The United States has Veterans Day. Britain has Remembrance Day. Unlike the U.S. holiday, Remembrance Day is not a government holiday--everybody goes to work if it's a weekday. But it's in your face nonetheless in the form of plastic poppies growing like weeds on lapels and collars, purchased for the price of a chugger contribution to the Royal British Legion.

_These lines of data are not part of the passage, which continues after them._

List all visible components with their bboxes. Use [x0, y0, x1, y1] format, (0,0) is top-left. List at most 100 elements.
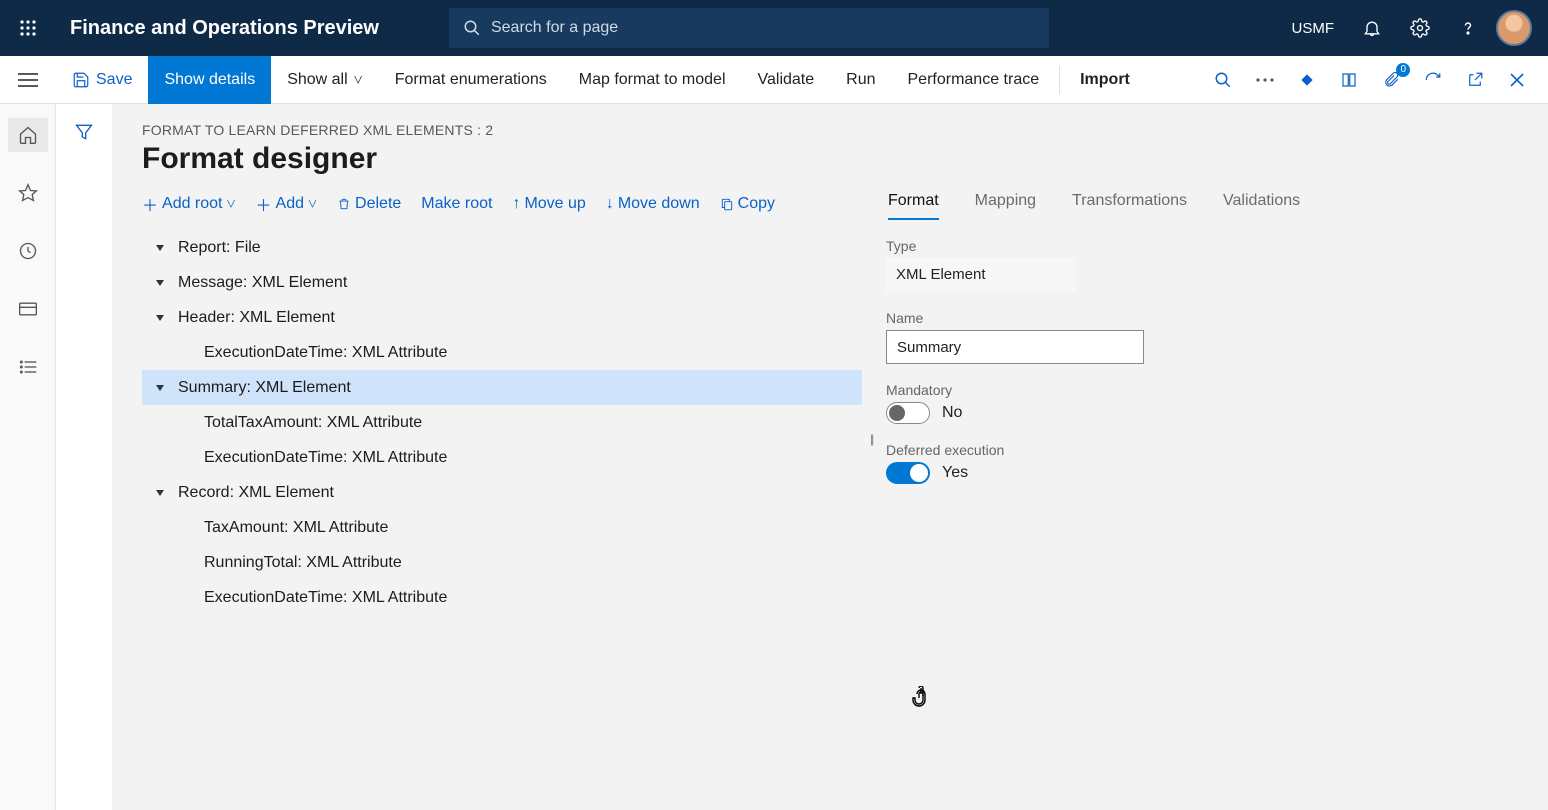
more-icon[interactable]	[1244, 59, 1286, 101]
chevron-down-icon: ˅	[354, 70, 363, 90]
bell-icon[interactable]	[1352, 8, 1392, 48]
tab-mapping[interactable]: Mapping	[975, 192, 1036, 220]
gear-icon[interactable]	[1400, 8, 1440, 48]
move-up-button[interactable]: ↑Move up	[512, 195, 585, 213]
tree-row[interactable]: ExecutionDateTime: XML Attribute	[142, 440, 862, 475]
tree-label: Header: XML Element	[178, 309, 335, 327]
left-rail	[0, 104, 56, 810]
rail-card-icon[interactable]	[8, 292, 48, 326]
make-root-button[interactable]: Make root	[421, 195, 492, 213]
page-title: Format designer	[142, 142, 1524, 176]
app-launcher-icon[interactable]	[0, 19, 56, 37]
attach-badge: 0	[1396, 63, 1410, 77]
tree-toolbar: ＋Add root ˅ ＋Add ˅ Delete Make root ↑Mov…	[142, 192, 862, 216]
tree-row[interactable]: TotalTaxAmount: XML Attribute	[142, 405, 862, 440]
show-all-button[interactable]: Show all ˅	[271, 56, 379, 104]
popout-icon[interactable]	[1454, 59, 1496, 101]
collapse-icon[interactable]	[152, 310, 168, 326]
map-format-button[interactable]: Map format to model	[563, 56, 742, 104]
chevron-down-icon: ˅	[227, 194, 236, 214]
add-button[interactable]: ＋Add ˅	[256, 192, 318, 216]
collapse-icon[interactable]	[152, 275, 168, 291]
collapse-icon[interactable]	[152, 485, 168, 501]
deferred-label: Deferred execution	[886, 442, 1524, 458]
tree-row[interactable]: Record: XML Element	[142, 475, 862, 510]
format-enumerations-button[interactable]: Format enumerations	[379, 56, 563, 104]
plus-icon: ＋	[256, 192, 272, 216]
tree-label: TotalTaxAmount: XML Attribute	[204, 414, 422, 432]
tree-label: Summary: XML Element	[178, 379, 351, 397]
tree-row[interactable]: TaxAmount: XML Attribute	[142, 510, 862, 545]
tree-row[interactable]: ExecutionDateTime: XML Attribute	[142, 335, 862, 370]
close-icon[interactable]	[1496, 59, 1538, 101]
type-field: XML Element	[886, 258, 1076, 292]
attach-icon[interactable]: 0	[1370, 59, 1412, 101]
top-bar: Finance and Operations Preview Search fo…	[0, 0, 1548, 56]
collapse-icon[interactable]	[152, 380, 168, 396]
rail-list-icon[interactable]	[8, 350, 48, 384]
refresh-icon[interactable]	[1412, 59, 1454, 101]
tab-validations[interactable]: Validations	[1223, 192, 1300, 220]
delete-button[interactable]: Delete	[337, 195, 401, 213]
tree-row[interactable]: RunningTotal: XML Attribute	[142, 545, 862, 580]
diamond-icon[interactable]	[1286, 59, 1328, 101]
tree-row[interactable]: Report: File	[142, 230, 862, 265]
splitter-handle[interactable]: ||	[870, 432, 872, 446]
tab-transformations[interactable]: Transformations	[1072, 192, 1187, 220]
tabs: Format Mapping Transformations Validatio…	[886, 192, 1524, 220]
main: FORMAT TO LEARN DEFERRED XML ELEMENTS : …	[0, 104, 1548, 810]
filter-icon[interactable]	[74, 122, 94, 810]
name-label: Name	[886, 310, 1524, 326]
help-icon[interactable]	[1448, 8, 1488, 48]
mandatory-value: No	[942, 404, 962, 422]
tab-format[interactable]: Format	[888, 192, 939, 220]
run-button[interactable]: Run	[830, 56, 891, 104]
name-field[interactable]	[886, 330, 1144, 364]
property-form: Type XML Element Name Mandatory No	[886, 238, 1524, 484]
validate-button[interactable]: Validate	[742, 56, 831, 104]
search-box[interactable]: Search for a page	[449, 8, 1049, 48]
rail-star-icon[interactable]	[8, 176, 48, 210]
mandatory-toggle[interactable]	[886, 402, 930, 424]
save-button[interactable]: Save	[56, 56, 148, 104]
avatar[interactable]	[1496, 10, 1532, 46]
rail-home-icon[interactable]	[8, 118, 48, 152]
tree-label: ExecutionDateTime: XML Attribute	[204, 589, 447, 607]
search-icon[interactable]	[1202, 59, 1244, 101]
tree-label: RunningTotal: XML Attribute	[204, 554, 402, 572]
collapse-icon[interactable]	[152, 240, 168, 256]
company-code[interactable]: USMF	[1282, 20, 1345, 37]
hamburger-icon[interactable]	[0, 73, 56, 87]
performance-trace-button[interactable]: Performance trace	[892, 56, 1056, 104]
app-title: Finance and Operations Preview	[56, 17, 379, 40]
plus-icon: ＋	[142, 192, 158, 216]
search-placeholder: Search for a page	[491, 19, 618, 37]
rail-clock-icon[interactable]	[8, 234, 48, 268]
cursor-icon	[910, 686, 932, 710]
tree: Report: File Message: XML Element Header: …	[142, 230, 862, 615]
mandatory-label: Mandatory	[886, 382, 1524, 398]
tree-row[interactable]: ExecutionDateTime: XML Attribute	[142, 580, 862, 615]
tree-row[interactable]: Message: XML Element	[142, 265, 862, 300]
chevron-down-icon: ˅	[308, 194, 317, 214]
breadcrumb: FORMAT TO LEARN DEFERRED XML ELEMENTS : …	[142, 122, 1524, 138]
tree-row[interactable]: Summary: XML Element	[142, 370, 862, 405]
tree-pane: ＋Add root ˅ ＋Add ˅ Delete Make root ↑Mov…	[142, 192, 862, 615]
tree-label: ExecutionDateTime: XML Attribute	[204, 449, 447, 467]
import-button[interactable]: Import	[1064, 56, 1146, 104]
action-bar: Save Show details Show all ˅ Format enum…	[0, 56, 1548, 104]
content: FORMAT TO LEARN DEFERRED XML ELEMENTS : …	[112, 104, 1548, 810]
show-details-button[interactable]: Show details	[148, 56, 271, 104]
arrow-up-icon: ↑	[512, 195, 520, 213]
tree-row[interactable]: Header: XML Element	[142, 300, 862, 335]
copy-button[interactable]: Copy	[720, 195, 775, 213]
tree-label: Record: XML Element	[178, 484, 334, 502]
type-label: Type	[886, 238, 1524, 254]
tree-label: Message: XML Element	[178, 274, 347, 292]
book-icon[interactable]	[1328, 59, 1370, 101]
tree-label: TaxAmount: XML Attribute	[204, 519, 388, 537]
deferred-toggle[interactable]	[886, 462, 930, 484]
filter-column	[56, 104, 112, 810]
move-down-button[interactable]: ↓Move down	[606, 195, 700, 213]
add-root-button[interactable]: ＋Add root ˅	[142, 192, 236, 216]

While watching football over the weekend, I noticed that no less than 100 percent of the studio commentators for one match were wearing plastic poppies. As an experiment, I just turned on BBC News 24 this moment, and both of the on-screen anchors were wearing plastic poppies. If you walk down a given city street this time of year, you will notice that at least half of the people you see are wearing the poppies. (The always clever Time Out London, in its "Lies To Tell Tourists" column a couple of years ago, urged Londoners to tell tourists that any person wearing a plastic poppy had actually killed a German in combat.)

But I won't.

I have the greatest respect for veterans and their sacrifices. I do like to know that people who come back from war with physical, psychological or emotional wounds are taken care of. I will give money to the cause. And I'm aware of the cultural significance of the Flandrian poppy in reference to the horror of World War I. But I won't wear the poppy. I guess I resent the overtones of it--the suggestion that if I don't wear the poppy I'm somehow disrespectful of veterans. And to me, the poppy remains a symbol of war, rather than the peace we should hope for. Give me a Campaign for Nuclear Disarmament peace symbol any day.